July 21, 2010

Can fart jokes save the future of reading?

by

“Can fart jokes save the reading souls of boys?” asks an Associated Press wire story. Apparently, we had best hope so:

Boys have lagged behind girls in reading achievement for more than 20 years, but the gender gap now exists in nearly every state and has widened to mammoth proportions–as much as 10 percentage points in some, according to the Center on Education Policy.

“It certainly should set off alarm bells,” said the center’s director, Jack Jennings. “It’s a significant separation.”

….Parents of reluctant readers complain that boys are forced to stick to stuffy required school lists that exclude nonfiction or silly subjects, or have teachers who cater to higher achievers and girls. They’re hoping books that exploit boys’ love of bodily functions and gross-out humor can close the gap.

Driven by their desperation to attract young male readers attention, teachers, librarians and publishers are responding with a “steady stream of sports and historical nonfiction, potty humor, bloodthirsty vampires and action-packed graphic novels, fantasy and sleuthing,” according to the AP. “Butts, farts. Whatever, said Amelia Yunker, a children’s librarian in Farmington Hills, Mich. She hosted a grossology party with slime and an armpit noise demonstration. ‘Just get ’em reading. Worry about what they’re reading later.'”

As part of the enticement to read, some are adding on-line prizes, special features, and even video. Patrick Carman’s upper-grade books, the Skeleton Creek series from Scholastic, “use password-protected websites to alternate book text and quick fixes of shaky, hand-held video.
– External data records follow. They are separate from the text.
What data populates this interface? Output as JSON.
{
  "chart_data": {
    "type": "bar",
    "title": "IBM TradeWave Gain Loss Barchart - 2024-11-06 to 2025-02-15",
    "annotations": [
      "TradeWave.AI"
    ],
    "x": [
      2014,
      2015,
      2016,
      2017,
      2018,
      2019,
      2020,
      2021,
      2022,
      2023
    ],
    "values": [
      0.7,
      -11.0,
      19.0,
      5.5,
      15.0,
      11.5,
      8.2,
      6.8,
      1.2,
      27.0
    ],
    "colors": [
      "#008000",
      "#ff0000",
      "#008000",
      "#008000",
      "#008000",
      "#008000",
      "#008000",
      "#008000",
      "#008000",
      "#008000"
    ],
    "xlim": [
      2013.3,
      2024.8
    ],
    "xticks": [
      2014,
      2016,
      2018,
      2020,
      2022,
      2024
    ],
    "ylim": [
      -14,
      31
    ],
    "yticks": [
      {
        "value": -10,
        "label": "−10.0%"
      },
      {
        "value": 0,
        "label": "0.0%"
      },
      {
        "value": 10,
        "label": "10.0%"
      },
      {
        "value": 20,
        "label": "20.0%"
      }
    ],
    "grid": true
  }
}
To follow the story, reading and watching online are both required. ‘We’re meeting them halfway,’ Carman said. ‘It’s the idea that these books understand where they’re at.'”
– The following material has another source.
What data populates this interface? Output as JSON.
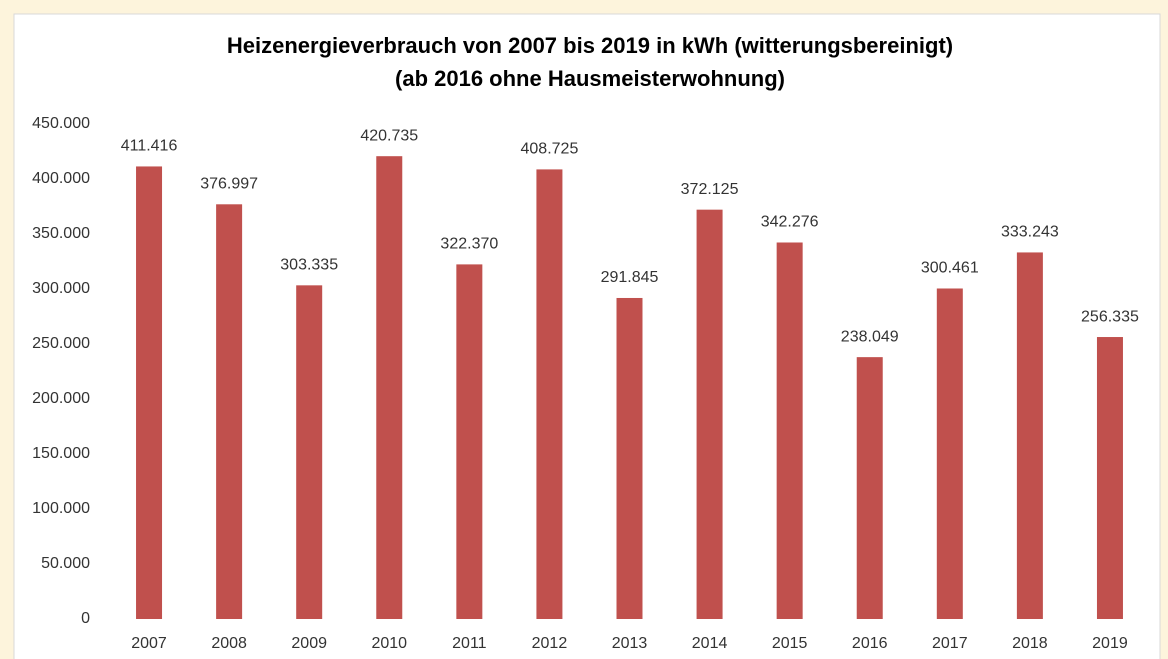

And then there is the wildly successful, Sweet Farts written for younger kids by Ray Sabini, fourth grade teacher from Miller Place, New York. “‘Reaching those reluctant boys, it’s a challenge I take very, very seriously and this is what they think is funny,'” Sabini told the AP. “‘There’s also history in there. There’s science in there, the problem of bullying, but it’s the humor that gets their attention.'”

Jon Scieszka, former teacher and Library of Congress literary ambassador for young people’s lit, has been writing kid books for 20 years, and he is a bit more hopeful about the range of what boys will read. “‘Boys will read a wide variety of stuff, not just gross-out humor, but stuff they enjoy in large part is stuff that’s not seen as legitimate reading in some schools, so they’re already feeling they’re not part of the system,'” he told the AP.

There is, of course, a long and hollowed tradition of the gross-out in literature. So these young readers can look forward to some sophisticated adult fare. Rabelais anyone?

Valerie Merians is the co-founder and co-publisher of Melville House.